What Is a Property Valuation?
A Wide Range of Factors Influence Property Valuation
Unlike your real estate agent’s informal assessment of the home’s worth, a property valuation must take into account all of the factors that affect the home’s value. While a real estate agent might look at comparable homes in the neighbourhood and come up with an estimate, a licensed property valuer must dig much deeper to come up with the home’s true worth.
Not only do property valuers look at the prices of comparable homes in the area, but they also must measure the area of both the home and the land it sits on, count the number of rooms, list all the home’s amenities, conduct a thorough inspection to uncover any structural problems or other issues, list and measure outbuildings—like garages, storage sheds, and carports—and assess the value of the home’s components: cabinetry, countertops, floors, and other factors that affect the home’s value.
Usually, a property valuer will take quite a few photos of the home to document his or her findings. The law requires property valuers to produce a detailed report to make sure the home’s selling price is a fair one. After the inspection, the registered property valuer will take a look at any restrictions on land use, whether the home has any outstanding liens on it, and the area’s zoning requirements. Together, with an assessment of the recent sales prices of several comparable homes nearby, the valuer will come up with the home’s value.
Property Valuations Are an Important Tool for Lenders
Banks and other lenders use property valuations to determine whether they want to take a risk on lending money to you to buy the home. If you can’t pay the mortgage, the bank wants to know that it can sell the property to recoup their loss.
Use the Property Valuation to Negotiate a Fair Price
Because your home represents a significant investment of your time and money, you should consider hiring a home valuer to double-check to make sure your dream home doesn’t turn into a nightmare.

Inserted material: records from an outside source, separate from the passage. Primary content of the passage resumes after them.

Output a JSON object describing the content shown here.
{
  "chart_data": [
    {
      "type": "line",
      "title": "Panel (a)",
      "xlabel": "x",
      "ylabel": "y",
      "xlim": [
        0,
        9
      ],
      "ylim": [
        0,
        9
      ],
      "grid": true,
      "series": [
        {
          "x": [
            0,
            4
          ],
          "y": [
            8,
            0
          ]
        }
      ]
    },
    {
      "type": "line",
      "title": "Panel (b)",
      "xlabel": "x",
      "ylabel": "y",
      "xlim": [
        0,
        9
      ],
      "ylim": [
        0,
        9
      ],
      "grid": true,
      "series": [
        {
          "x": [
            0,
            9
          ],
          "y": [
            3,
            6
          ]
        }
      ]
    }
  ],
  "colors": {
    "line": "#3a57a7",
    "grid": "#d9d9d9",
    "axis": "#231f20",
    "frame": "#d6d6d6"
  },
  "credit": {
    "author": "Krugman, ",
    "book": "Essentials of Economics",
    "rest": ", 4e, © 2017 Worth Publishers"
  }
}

Don’t let your emotions trick you into paying well over a home’s market value. Make sure it’s worth every penny you’ll pay.
Remember, just because a real estate agent tells you that the home is worth more doesn’t make it so. If the home valuation shows that the seller has overpriced the home, you can either re-negotiate or drop the contract and look elsewhere for a home.
Property Valuations Benefit Home Sellers, Too
If you plan to sell your home in the next few years, it might be a good idea to get a property valuation right now to give you a baseline idea of what your home is worth. Armed with all the details, you might want to increase your home’s value with targeted improvements.
First of all, look at the home values in your neighbourhood. If values are stable and look to stay that way, improvements can increase the return on your investment. Next, find ways you can add value to your home without straining your budget.
- Add area to your home: Adding more square metres to your home can bring in more money come sale time. Plan well, though. A design professional can help you select the best location for your addition to make it flow well with the rest of the home’s floor plan.
- Add usable space: Turn a basement or attic into a granny flat or a master bedroom. Carve out a little extra space for a second or third bathroom. Add closet space for more storage. If you don’t have a garage or carport and have room, build one.
- Transform your floor plan for better flow: Walk through your home as if you were a property valuer or a potential buyer. Is the floor plan awkward? If so, consult a design pro to help you create a more logical flow through your home.
- Add street appeal: Add landscaping features to catch potential buyers’ eyes. Trim shrubs and trees so your property looks tidy as well as beautiful. Paint the doors and polish the doorknobs.
- Update the kitchen and the bathroom: As any real estate agent or property valuer will tell you, updates to these key rooms return more value for the money you invest. Keep the new fitouts in character with the home’s overall design for visual continuity throughout.
- Paint: When you get close to the time you want to list your home for sale, apply a fresh coat of paint to areas that have gotten shabby over the years. It’s inexpensive but can add tremendous value to your home.